X has quietly had its own AI chatbot, Grok, for a while, but it hasn’t garnered the same attention as OpenAI’s ChatGPT or Google Gemini. Despite the lack of recognition, X has been diligently working to enhance Grok, leveraging the vast data from its extensive user base.
The latest iteration, Grok-2, has now entered beta testing. In a recent blog post, X described Grok-2 as “a significant step forward from our previous model Grok-1.5, featuring frontier capabilities in chat, coding, and reasoning.” Alongside Grok-2, X has introduced Grok-2 Mini, a more compact yet powerful version of its larger counterpart.
An early version of Grok-2, known as “sus-column-r,” has already been tested on the LMSYS leaderboard and is outperforming notable models such as Claude 3.5 Sonnet and GPT-4-Turbo.
Grok-2’s performance is impressive.
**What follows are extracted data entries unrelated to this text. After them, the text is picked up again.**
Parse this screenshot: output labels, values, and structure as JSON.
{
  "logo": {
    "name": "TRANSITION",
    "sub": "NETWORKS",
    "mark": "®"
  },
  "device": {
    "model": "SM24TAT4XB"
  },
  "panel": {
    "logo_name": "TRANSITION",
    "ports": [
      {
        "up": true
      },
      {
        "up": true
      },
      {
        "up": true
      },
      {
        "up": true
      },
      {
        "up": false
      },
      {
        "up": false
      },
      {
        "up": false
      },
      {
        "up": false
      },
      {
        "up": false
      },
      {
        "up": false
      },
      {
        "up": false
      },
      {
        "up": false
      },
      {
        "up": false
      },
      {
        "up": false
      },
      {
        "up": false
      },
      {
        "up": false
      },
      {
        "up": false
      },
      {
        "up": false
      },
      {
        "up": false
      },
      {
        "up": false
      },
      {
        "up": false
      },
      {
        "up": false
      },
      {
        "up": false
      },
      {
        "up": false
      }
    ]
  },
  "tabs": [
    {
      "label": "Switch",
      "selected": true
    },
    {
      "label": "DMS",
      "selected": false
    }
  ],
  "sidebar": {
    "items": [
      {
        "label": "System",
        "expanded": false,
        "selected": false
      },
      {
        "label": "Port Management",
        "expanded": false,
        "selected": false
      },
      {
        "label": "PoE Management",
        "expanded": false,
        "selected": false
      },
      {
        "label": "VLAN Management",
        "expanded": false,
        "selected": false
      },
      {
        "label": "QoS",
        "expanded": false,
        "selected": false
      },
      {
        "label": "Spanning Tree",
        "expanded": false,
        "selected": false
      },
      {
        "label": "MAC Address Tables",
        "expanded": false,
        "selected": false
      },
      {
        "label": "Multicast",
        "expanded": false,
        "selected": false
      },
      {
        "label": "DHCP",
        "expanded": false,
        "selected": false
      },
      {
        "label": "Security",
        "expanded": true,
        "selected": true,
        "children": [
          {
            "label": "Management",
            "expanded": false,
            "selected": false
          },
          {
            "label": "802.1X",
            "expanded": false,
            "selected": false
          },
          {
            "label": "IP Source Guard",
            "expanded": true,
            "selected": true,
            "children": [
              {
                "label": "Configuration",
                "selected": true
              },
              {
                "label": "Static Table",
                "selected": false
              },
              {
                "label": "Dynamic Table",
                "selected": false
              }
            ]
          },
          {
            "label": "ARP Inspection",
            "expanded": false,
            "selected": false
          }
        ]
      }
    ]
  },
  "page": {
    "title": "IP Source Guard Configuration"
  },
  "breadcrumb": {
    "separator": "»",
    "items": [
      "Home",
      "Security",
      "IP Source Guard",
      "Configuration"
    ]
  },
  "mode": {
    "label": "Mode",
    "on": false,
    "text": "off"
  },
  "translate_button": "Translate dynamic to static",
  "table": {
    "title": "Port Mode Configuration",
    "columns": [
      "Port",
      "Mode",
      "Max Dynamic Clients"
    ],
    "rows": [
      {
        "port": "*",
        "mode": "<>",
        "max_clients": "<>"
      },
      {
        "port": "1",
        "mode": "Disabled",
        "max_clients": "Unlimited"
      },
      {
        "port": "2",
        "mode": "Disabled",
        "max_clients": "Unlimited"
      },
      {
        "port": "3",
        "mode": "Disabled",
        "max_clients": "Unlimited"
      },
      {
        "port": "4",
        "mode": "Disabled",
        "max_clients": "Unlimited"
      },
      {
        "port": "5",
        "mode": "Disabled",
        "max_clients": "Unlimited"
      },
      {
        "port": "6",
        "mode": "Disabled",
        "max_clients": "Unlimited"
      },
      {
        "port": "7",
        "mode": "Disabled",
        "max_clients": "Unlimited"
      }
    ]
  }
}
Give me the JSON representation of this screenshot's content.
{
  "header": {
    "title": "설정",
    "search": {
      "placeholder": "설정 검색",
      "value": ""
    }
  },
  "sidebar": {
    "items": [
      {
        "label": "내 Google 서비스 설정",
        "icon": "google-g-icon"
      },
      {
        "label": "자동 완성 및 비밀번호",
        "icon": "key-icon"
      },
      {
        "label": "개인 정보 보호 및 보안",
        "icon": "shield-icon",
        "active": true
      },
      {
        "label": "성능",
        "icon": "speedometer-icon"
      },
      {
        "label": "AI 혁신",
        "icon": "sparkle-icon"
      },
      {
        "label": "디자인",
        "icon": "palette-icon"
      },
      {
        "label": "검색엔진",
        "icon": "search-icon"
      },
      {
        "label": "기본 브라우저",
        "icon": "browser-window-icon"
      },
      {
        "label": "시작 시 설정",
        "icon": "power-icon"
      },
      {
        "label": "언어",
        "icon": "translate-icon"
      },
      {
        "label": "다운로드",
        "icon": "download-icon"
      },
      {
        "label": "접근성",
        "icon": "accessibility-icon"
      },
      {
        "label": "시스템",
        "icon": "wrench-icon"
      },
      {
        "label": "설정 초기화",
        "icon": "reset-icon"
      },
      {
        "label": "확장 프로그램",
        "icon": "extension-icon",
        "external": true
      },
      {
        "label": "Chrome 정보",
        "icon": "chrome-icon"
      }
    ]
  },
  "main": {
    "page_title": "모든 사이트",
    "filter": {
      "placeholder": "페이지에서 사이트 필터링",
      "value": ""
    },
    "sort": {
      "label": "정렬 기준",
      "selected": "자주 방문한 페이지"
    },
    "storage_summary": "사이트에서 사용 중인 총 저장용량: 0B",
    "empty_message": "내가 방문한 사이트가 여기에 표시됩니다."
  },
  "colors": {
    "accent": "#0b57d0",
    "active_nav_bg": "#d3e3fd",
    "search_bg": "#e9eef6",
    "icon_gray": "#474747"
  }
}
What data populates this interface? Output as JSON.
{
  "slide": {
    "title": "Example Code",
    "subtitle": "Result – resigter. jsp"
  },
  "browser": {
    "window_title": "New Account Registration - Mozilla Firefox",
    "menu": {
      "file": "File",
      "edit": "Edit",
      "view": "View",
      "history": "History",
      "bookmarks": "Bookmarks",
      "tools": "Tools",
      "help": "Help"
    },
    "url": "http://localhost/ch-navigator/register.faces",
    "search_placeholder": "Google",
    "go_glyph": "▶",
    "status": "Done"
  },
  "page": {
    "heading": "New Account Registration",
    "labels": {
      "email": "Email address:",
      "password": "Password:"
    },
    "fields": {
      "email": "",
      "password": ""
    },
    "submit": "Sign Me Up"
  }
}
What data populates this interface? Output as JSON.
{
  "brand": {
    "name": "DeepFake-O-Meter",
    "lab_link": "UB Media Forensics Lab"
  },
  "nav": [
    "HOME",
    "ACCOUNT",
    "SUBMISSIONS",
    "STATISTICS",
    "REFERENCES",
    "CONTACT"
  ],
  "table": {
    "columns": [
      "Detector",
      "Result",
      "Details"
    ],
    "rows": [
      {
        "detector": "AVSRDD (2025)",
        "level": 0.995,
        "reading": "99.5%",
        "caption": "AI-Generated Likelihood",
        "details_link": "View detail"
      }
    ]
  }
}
The Elo score for an early model of Grok-2 surpasses almost all other comparable chatbots, with the exception of ChatGPT-4 and Google Gemini. X claims that Grok-2 and Grok-2 Mini achieve competitive performance levels in several areas:
- Graduate-level science knowledge (GPQA)
- General knowledge (MMLU, MMLU-Pro)
- Math competition problems (MATH)
Additionally, Grok-2 shows improvements in vision-based tasks, enhancing its versatility and usability.
Grok-2 is set to receive a new interface on the X platform, which includes the ability to generate images based on prompts. This feature is made possible through the integration of the Flux AI image generation model from Black Forest Labs. Furthermore, X plans to offer Grok-2 through a new enterprise API later this month, which will provide a “bespoke tech stack” and enforce mandatory multi-factor authentication for enhanced security.